According to the ITU (International Telecommunication Union), in 2013, over 2.7 billion people are using the Internet, which corresponds to 39% of the world’s population.
In the developing world, 31% of the population is online, compared with 77% in the developed world.
The ITU is the United Nations specialised agency for information and communication technologies – ICTs.
Speaking on his Google+ account on the weekend, Schmidt, who Forbes ranked as the 138th-richest person in the world in 2012, said:
“For every person online, there are two who are not. By the end of the decade, everyone on Earth will be connected.”
This generated a number of comments – from support, to disbelief, to scepticism, and insult.
“I definitely like reading these thoughts.. But +Eric Schmidt this is some pretty lofty shit to say. Let’s not get too carried away here.”

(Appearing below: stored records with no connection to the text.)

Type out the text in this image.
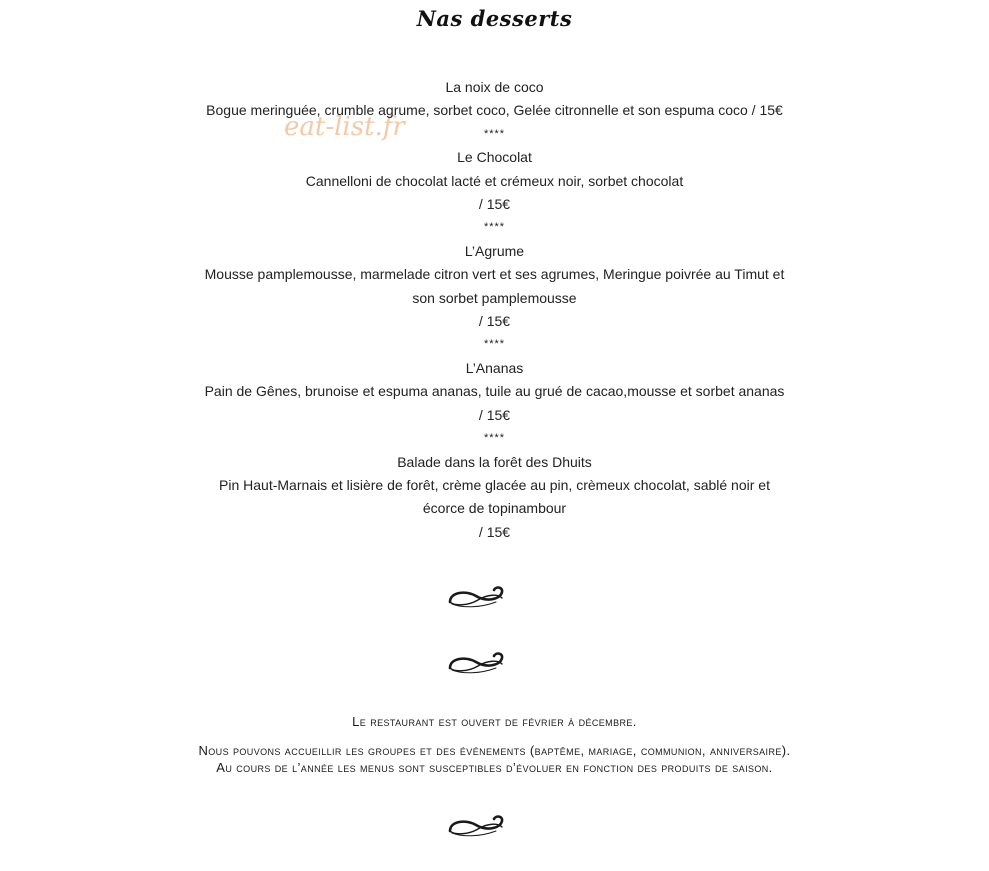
Nas desserts
eat-list.fr
La noix de coco
Bogue meringuée, crumble agrume, sorbet coco, Gelée citronnelle et son espuma coco / 15€
****
Le Chocolat
Cannelloni de chocolat lacté et crémeux noir, sorbet chocolat
/ 15€
****
L’Agrume
Mousse pamplemousse, marmelade citron vert et ses agrumes, Meringue poivrée au Timut et
son sorbet pamplemousse
/ 15€
****
L’Ananas
Pain de Gênes, brunoise et espuma ananas, tuile au grué de cacao,mousse et sorbet ananas
/ 15€
****
Balade dans la forêt des Dhuits
Pin Haut-Marnais et lisière de forêt, crème glacée au pin, crèmeux chocolat, sablé noir et
écorce de topinambour
/ 15€

Le restaurant est ouvert de février à décembre.

Nous pouvons accueillir les groupes et des événements (baptême, mariage, communion, anniversaire).

Au cours de l’année les menus sont susceptibles d’évoluer en fonction des produits de saison.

“Hopefully not at the same time, Eric. That would put quite some load on the many servers the Internet consist of.”
“Make it so.”
“Oh… +Eric Schmidt it won’t be possible here in India where literacy rate is 65%. Even in many developing nations, it won’t be possible in next 30-40 years. Where basic needs of human beings are not fulfilled yet, how come they can think of all these. Peoples are dying due to malnutrition, proper food and shelter. Wish by the decade end, hope everybody in the world have food and shelter. Let see how Google as a company plays a role in it.”
In a further comment Schmidt then said:
“Think about how great the internet is with 2B users. Now think about how amazing it will be when 5B come online in a decade.”
Goldstuck noted that the Google lead was referring to numbers released in 2011 by the ITU showing one Internet subscription for very three human beings. “But that picture is heavily skewed by multiple subscriptions most Western users have,” he said.
“Most Western countries have more than 70% penetration and there is little doubt they will reach 100% by the end of the decade. In developing countries, it is highly unlikely,” Goldstuck said.
“If you count people instead of connections, it’s not even in the realms of possibility. In South Africa, we have 65% penetration of devices that are capable of accessing the Internet, but more than half of those users simply cannot afford to use that access,” he said.
On Tuesday (16 April) Schmidt said that Google attracted 1.5 million Android activations each day, up from 1.4 million in March, as reported by Endgadet.
Schmidt said that Google remains on track for one billion total devices by the end of 2013, with the key to that future growth – or hitting the “next five billion people looking to get connected,” – the $100 price point, which he said would be quickly achievable.